Nachgefragt
Diakonie muss rechnen können
Die Leitung in vielen diakonischen Einrichtungen ist auf Theologen und Betriebswirtschaftler aufgeteilt. Über die damit verbundenen Herausforderungen sprach André Poppowitsch mit dem Jenaer Unternehmensberater David Hirsch.
Was kennzeichnet diakonische Leitung?
David Hirsch: Die Doppelspitze findet man nicht nur in der Diakonie. In ähnlichen Konstellationen gibt es sie zum Beispiel auch bei AWO und Paritätischer, hier dann häufig als pädagogische und kaufmännische Doppelspitze. Die Besonderheit in der Diakonie ist, dass es ursprünglich nur eine theologische Leitung gab. Die Gemeindeschwester, die rund um die Uhr für Menschen da war, brauchte keine unternehmerische Kompetenz. Jedoch muss man die Frage stellen, ob die Angebote, die diakonische Einrichtungen aus ihrem theologischen Antrieb unterbreiten, auch aus wirtschaftlicher Sicht finanzierbar sind. Wenn das Erwirtschaften von Einnahmen oder das Einwerben von Spenden nicht funktioniert, dann funktioniert auch das „Unternehmen Diakonie“ nicht.
Was macht das mit dem Verhältnis von theologischen und kaufmännischen Vorständen?
Das hängt immer vom Einzelfall und von den handelnden Personen ab. Das hat weniger mit der Profession des Theologen oder des Betriebswirts zu tun, sondern damit, ob Menschen miteinander können oder nicht.
Spannungsreich wird es immer dann, wenn theologische und kaufmännische Leitung nicht auf Augenhöhe zusammenarbeiten. Schwierigkeiten treten meist auf, wenn ein Gefälle zwischen den Vorständen, ganz gleich in welche Richtung, entsteht.

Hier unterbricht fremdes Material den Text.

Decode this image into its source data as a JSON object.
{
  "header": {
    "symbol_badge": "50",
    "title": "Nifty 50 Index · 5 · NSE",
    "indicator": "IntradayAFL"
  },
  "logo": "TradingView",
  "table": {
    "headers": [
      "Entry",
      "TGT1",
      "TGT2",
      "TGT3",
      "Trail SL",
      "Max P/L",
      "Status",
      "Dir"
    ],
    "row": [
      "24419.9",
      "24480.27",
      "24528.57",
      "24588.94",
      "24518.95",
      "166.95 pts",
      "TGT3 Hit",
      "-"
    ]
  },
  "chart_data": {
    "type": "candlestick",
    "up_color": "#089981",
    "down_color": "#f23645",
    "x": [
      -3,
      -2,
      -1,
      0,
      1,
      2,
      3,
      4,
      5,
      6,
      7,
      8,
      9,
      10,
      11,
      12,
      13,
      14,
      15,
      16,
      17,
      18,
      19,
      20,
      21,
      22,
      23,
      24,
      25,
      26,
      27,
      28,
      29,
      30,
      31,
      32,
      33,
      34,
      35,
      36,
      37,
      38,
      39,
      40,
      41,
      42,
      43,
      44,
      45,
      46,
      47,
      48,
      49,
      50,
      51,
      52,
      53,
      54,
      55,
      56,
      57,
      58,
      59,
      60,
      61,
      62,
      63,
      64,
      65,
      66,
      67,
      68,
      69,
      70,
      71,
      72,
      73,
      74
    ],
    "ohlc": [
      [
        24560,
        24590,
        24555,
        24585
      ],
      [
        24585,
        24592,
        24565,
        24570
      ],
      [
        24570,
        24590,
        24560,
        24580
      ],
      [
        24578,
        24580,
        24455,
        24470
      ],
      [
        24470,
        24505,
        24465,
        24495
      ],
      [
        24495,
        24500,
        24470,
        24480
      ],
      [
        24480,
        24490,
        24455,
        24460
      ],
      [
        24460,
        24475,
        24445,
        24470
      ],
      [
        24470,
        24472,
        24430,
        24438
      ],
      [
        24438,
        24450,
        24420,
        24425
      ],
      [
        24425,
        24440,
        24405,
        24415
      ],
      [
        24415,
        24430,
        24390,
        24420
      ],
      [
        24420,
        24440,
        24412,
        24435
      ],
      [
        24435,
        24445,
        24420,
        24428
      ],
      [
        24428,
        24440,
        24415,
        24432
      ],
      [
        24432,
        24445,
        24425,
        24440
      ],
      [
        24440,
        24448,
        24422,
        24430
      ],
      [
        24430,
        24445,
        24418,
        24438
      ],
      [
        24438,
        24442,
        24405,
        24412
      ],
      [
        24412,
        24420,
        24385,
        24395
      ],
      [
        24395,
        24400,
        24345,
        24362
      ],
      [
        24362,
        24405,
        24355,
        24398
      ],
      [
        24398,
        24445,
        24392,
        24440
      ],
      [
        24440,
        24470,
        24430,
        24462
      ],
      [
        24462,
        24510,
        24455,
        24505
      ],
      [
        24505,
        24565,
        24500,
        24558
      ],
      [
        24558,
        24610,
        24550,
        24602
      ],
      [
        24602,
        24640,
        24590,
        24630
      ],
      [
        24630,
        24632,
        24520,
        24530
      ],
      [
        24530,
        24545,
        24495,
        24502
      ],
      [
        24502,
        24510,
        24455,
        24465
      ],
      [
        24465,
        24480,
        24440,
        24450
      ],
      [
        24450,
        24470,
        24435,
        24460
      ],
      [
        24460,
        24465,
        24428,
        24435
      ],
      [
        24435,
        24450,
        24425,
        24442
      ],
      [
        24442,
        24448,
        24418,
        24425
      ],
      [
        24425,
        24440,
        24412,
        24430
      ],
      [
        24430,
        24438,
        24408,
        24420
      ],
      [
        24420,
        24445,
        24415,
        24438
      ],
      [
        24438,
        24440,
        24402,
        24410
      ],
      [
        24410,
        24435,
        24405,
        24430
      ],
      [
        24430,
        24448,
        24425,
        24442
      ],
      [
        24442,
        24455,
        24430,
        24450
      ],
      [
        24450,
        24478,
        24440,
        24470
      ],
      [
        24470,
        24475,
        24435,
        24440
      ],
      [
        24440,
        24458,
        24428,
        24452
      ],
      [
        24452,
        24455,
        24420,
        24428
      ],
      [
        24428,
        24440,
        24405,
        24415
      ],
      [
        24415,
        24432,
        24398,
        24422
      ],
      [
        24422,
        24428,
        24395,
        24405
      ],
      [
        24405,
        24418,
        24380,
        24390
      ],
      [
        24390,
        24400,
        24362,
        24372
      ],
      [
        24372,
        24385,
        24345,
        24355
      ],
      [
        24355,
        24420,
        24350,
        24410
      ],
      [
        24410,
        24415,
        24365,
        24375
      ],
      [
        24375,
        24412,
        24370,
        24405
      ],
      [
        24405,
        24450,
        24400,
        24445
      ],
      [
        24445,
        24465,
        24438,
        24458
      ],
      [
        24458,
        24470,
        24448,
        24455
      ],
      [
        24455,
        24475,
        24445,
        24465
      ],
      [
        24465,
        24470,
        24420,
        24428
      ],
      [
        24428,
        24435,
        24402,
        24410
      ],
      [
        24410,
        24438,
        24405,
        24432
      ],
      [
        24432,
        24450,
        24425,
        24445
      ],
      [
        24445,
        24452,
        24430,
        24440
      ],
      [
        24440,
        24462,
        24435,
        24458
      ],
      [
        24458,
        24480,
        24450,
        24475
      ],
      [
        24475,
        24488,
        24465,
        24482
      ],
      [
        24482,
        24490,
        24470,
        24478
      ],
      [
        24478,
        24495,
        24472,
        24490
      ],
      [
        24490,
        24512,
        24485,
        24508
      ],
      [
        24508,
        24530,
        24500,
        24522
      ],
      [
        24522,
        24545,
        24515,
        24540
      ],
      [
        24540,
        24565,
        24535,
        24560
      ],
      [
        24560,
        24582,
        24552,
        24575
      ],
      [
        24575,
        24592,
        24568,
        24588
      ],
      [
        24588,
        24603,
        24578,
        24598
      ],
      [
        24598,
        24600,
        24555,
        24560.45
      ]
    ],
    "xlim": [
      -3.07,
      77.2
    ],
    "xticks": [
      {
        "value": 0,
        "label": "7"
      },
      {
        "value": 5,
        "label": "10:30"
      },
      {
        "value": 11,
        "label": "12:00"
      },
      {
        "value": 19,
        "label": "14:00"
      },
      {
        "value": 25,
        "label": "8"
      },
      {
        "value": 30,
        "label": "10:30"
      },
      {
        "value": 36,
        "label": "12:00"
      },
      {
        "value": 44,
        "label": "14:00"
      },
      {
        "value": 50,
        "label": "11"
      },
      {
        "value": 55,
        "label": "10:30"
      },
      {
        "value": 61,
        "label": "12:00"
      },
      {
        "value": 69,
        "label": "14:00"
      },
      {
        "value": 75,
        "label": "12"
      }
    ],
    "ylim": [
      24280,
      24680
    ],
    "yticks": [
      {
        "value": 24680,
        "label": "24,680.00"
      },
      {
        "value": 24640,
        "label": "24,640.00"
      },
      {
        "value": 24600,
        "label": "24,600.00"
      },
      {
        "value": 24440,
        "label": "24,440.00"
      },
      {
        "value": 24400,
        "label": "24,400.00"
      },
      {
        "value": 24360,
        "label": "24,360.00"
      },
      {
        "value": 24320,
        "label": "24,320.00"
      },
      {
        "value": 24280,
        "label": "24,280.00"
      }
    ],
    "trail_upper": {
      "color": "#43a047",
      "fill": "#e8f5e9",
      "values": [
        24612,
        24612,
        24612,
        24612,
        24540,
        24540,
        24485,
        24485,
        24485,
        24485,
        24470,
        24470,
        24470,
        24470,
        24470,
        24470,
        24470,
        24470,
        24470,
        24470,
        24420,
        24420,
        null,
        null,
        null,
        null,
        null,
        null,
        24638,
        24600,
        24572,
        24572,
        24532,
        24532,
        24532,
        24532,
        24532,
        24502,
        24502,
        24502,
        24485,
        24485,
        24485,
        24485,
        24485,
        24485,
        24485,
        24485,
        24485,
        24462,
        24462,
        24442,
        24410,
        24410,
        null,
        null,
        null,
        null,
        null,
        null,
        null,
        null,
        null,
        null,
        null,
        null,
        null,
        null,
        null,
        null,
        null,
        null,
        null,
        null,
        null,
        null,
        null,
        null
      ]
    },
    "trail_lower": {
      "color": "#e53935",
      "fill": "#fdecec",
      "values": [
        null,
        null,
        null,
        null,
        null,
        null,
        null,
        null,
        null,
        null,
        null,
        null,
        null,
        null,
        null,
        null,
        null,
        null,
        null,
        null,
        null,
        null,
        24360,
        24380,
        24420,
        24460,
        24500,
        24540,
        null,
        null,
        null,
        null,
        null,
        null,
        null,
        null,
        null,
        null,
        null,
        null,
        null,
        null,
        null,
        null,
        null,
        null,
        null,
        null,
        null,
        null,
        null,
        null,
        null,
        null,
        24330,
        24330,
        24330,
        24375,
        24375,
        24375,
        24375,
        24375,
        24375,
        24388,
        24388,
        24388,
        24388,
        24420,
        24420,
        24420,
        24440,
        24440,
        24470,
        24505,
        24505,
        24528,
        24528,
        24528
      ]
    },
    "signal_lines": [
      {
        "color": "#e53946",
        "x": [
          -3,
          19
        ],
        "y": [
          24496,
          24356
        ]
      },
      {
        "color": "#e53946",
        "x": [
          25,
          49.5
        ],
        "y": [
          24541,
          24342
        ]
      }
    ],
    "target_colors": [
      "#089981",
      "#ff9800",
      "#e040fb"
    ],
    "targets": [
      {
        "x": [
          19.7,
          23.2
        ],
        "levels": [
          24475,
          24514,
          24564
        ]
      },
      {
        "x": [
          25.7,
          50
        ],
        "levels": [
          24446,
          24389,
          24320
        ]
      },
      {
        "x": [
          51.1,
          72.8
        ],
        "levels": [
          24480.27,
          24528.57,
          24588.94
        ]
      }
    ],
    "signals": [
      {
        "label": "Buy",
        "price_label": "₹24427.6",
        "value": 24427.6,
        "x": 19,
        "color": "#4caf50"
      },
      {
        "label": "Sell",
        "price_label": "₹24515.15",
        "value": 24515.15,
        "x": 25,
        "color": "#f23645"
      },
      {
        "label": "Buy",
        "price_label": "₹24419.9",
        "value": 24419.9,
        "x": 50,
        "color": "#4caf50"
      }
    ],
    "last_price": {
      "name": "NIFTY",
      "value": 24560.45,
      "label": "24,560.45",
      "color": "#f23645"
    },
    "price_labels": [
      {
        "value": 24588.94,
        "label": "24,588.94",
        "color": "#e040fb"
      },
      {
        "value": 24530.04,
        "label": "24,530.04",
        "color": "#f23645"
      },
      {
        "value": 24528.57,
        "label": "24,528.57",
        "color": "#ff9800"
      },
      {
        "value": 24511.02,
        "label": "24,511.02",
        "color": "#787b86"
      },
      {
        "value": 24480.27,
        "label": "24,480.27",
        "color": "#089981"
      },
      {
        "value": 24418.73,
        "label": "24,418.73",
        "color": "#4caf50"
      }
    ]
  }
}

Wenn es Führungskräfte nicht hinbekommen, anstehende Entscheidungen miteinander im Konsens zu treffen, entstehen Probleme, die auch dazu führen können, dass sich Aufsichtsräte oder Kuratorien von Personen trennen – sowohl von Theologen als auch von Kaufleuten.
Welche Herausforderungen sehen Sie?
Ich habe die Erfahrung gemacht, dass Menschen in der Sozialwirtschaft besonders geleitet werden müssen. Ihre Motivation ist es, sich Menschen zuzuwenden und ihnen zu helfen. Und wie das Ganze finanziert wird, ist erst mal nicht im Blick. Als Betriebswirt, der ich immer die Finanzierung von Inhalten im Blick hatte, musste ich die besondere Haltung der Menschen, die in der Pflege oder Pädagogik arbeiten, erst einmal verstehen lernen. Dass sie diesen Antrieb haben, ist für ihre Arbeit auch notwendig, denn sonst könnten sie auf Dauer ihren Job nicht gut machen.
Die Herausforderung für die Leitung ist es nun, ihren Mitarbeitern so viel Freiraum wie möglich zu geben, ihre Motivation auszuleben. Gleichzeitig muss sie den wirtschaftlich notwendigen Rahmen setzen, damit das Unternehmen funktioniert.
Welches Leitungsverständnis sollten Führungskräfte mitbringen?
Wenn wir die Intelligenz und Fähigkeiten aller nutzen, dann kommen wir zum Erfolg. Daher werden Führungskräfte gebraucht, die transparent und auf Augenhöhe leiten, die die Angestellten mitnehmen und die Rahmenbedingungen erklären. Das gilt für theologische und kaufmännische Vorstände gleichermaßen. Die Entscheidungen der Führungsebene müssen nicht nur gut verhandelt sein, sondern auch gewinnend und klar den Mitarbeitern kommuniziert werden.